Twenty out of the 184 mosquitoes screened were positive for Wolbachia, with multiple haplotypes detected. In addition, phylogenetic analysis revealed two superclades, representing Wolbachia supergroups A and B (bootstrap values of 81 and 72, respectively) with no significant grouping of geographic location or species. A subclade with a bootstrap value of 89 separates the Ethiopian haplotype 2 from other sequences in that superclade.

CONCLUSIONS

These findings provide the first evidence of natural Wolbachia populations in wild An. stephensi in the HOA. They also identify the need for further research to confirm the endosymbiotic relationship between Wolbachia and An. stephensi and to investigate its utility for malaria control in the HOA.
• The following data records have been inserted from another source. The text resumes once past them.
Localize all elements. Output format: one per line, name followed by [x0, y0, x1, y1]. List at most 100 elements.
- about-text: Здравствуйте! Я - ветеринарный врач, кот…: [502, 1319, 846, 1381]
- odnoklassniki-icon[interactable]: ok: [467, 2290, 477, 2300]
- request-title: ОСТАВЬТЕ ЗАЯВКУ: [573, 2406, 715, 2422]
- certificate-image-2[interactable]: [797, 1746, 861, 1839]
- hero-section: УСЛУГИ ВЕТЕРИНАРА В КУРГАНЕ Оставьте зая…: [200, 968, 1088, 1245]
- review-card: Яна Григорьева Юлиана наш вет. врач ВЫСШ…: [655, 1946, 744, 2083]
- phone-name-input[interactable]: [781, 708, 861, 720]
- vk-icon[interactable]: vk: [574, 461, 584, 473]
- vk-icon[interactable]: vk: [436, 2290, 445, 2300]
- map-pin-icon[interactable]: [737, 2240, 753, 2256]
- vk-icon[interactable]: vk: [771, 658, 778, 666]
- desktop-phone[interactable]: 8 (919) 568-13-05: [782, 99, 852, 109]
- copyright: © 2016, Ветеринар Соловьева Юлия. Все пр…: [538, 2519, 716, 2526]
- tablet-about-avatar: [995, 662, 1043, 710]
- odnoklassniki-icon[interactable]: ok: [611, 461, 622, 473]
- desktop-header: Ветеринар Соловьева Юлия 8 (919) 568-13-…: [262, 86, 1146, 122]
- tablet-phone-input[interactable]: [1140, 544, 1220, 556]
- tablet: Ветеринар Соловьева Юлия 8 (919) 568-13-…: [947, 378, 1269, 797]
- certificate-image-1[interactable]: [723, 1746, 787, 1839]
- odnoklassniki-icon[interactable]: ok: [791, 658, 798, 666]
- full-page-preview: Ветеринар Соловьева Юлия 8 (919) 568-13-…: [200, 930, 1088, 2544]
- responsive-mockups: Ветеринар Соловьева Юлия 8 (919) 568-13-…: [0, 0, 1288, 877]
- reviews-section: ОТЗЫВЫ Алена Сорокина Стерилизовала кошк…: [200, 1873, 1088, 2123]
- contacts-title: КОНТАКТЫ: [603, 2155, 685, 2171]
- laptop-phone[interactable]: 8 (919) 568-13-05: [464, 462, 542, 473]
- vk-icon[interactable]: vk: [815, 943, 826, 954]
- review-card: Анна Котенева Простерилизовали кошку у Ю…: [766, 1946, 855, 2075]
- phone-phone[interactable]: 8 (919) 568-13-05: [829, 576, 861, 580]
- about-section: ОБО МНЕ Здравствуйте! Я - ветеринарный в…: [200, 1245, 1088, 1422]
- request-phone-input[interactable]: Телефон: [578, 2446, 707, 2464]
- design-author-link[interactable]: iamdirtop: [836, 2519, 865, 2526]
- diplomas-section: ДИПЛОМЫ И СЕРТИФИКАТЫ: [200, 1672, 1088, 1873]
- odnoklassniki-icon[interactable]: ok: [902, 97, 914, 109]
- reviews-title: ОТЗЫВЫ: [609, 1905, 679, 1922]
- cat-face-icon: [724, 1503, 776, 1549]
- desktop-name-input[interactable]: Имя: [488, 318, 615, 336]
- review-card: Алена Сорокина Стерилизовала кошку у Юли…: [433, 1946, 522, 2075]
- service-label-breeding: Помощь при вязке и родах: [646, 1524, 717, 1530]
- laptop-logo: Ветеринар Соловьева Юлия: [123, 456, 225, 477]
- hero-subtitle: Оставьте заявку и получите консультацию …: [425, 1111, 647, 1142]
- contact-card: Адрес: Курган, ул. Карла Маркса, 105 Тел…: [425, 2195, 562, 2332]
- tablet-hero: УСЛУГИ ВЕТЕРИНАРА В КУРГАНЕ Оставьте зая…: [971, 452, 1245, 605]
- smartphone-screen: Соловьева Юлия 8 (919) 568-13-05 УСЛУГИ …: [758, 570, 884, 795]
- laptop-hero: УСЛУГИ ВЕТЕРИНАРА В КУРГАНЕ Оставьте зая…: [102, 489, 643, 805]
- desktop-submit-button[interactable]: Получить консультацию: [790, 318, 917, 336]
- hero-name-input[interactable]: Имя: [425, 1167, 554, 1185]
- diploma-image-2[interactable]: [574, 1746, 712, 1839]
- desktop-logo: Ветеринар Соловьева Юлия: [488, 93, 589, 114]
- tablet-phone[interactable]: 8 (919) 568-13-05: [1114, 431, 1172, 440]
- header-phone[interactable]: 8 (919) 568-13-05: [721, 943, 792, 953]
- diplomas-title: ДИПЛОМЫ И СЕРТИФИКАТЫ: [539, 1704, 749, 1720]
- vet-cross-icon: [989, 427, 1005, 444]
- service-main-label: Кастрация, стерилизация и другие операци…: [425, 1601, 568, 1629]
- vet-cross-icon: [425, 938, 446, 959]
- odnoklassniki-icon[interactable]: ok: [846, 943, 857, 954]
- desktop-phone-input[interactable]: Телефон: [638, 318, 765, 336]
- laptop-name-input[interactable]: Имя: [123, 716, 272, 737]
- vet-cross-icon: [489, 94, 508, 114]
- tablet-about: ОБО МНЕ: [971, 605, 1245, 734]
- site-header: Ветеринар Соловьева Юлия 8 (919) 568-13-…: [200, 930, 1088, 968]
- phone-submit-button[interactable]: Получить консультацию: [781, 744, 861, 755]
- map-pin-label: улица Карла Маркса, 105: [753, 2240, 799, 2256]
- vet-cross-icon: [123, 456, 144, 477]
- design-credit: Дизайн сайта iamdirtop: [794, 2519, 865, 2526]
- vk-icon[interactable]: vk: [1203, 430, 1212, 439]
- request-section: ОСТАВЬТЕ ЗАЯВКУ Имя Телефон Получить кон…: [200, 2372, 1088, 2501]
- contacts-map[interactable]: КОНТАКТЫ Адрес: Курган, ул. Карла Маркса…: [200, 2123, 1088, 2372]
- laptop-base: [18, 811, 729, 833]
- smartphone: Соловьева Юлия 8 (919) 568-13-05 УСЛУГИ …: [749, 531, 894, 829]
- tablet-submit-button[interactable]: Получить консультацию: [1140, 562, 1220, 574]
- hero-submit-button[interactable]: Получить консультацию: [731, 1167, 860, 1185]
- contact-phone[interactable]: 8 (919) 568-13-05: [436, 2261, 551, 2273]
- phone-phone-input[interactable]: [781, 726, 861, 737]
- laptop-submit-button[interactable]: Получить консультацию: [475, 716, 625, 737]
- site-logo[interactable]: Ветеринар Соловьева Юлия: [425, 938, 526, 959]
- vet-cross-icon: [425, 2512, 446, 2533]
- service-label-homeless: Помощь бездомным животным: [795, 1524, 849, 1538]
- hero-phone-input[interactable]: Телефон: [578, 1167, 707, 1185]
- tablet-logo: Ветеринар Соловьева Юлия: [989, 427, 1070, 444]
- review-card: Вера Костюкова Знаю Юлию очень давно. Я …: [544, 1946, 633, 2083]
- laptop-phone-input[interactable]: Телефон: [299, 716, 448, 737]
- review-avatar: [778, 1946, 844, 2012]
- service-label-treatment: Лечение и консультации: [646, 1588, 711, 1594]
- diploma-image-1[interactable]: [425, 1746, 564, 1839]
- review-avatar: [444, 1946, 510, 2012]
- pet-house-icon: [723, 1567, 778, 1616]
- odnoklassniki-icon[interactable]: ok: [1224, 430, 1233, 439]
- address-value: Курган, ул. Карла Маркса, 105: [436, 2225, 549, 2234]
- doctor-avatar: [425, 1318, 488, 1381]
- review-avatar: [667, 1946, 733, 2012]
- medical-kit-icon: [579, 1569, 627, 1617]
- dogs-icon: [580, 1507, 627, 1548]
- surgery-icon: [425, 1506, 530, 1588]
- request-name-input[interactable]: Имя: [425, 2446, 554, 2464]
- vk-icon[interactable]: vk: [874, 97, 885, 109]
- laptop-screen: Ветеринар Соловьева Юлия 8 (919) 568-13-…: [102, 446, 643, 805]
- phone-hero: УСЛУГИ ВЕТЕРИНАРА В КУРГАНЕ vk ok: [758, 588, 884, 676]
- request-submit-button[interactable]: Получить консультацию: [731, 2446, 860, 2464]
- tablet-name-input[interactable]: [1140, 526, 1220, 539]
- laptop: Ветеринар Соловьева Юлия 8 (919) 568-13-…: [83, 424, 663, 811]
Detection and population genetic analysis of kdr L1014F variant in eastern Ethiopian Anopheles stephensi

Anopheles stephensi is a malaria vector that has been recently introduced into East Africa, where it threatens to increase malaria disease burden. The use of insecticides, especially pyrethroids, is still one of the primary malaria vector control strategies worldwide. The knockdown resistance (kdr) mutation in the IIS6 transmembrane segment of the voltage-gated sodium channel (vgsc) is one of the main molecular mechanisms of pyrethroid resistance in Anopheles. Extensive pyrethroid resistance in An. stephensi has been previously reported in Ethiopia. Thus, it is important to determine whether or not the kdr mutation is present in An. stephensi populations in Ethiopia to inform vector control strategies. In the present study, the kdr locus was analyzed in An. stephensi collected from ten urban sites (Awash Sebat Kilo, Bati, Dire Dawa, Degehabur, Erer Gota, Godey, Gewane, Jigjiga, Semera, and Kebridehar) situated in Somali, Afar, and Amhara regions, and Dire Dawa Administrative City, to evaluate the frequency and evolution of kdr mutations and the association of the mutation with permethrin resistance phenotypes. Permethrin is one of the pyrethroid insecticides used for vector control in eastern Ethiopia. DNA extractions were performed on adult mosquitoes from CDC light trap collections and those raised from larval and pupal collections. PCR and targeted sequencing were used to analyze the IIS6 transmembrane segment of the vgsc gene. Of 159 An. stephensi specimens analyzed from the population survey, nine (5.7%) carried the kdr mutation (L1014F). An. stephensi with kdr mutations were only observed from Bati, Degehabur, Dire Dawa, Gewane, and Semera. We further selected randomly twenty resistant and twenty susceptible An. stephensi mosquitoes from Dire Dawa post-exposure to permethrin and investigated the role of kdr in pyrethroid resistance by comparing the vgsc gene in the two populations. We found no kdr mutations in the permethrin-resistant mosquitoes. Population genetic analysis of the sequences, including neighboring introns, revealed limited evidence of non-neutral evolution (e.g., selection) at this locus. The low kdr mutation frequency detected and the lack of kdr mutation in the permethrin-resistant mosquitoes suggest the existence of other molecular mechanisms of pyrethroid resistance in eastern Ethiopian An. stephensi.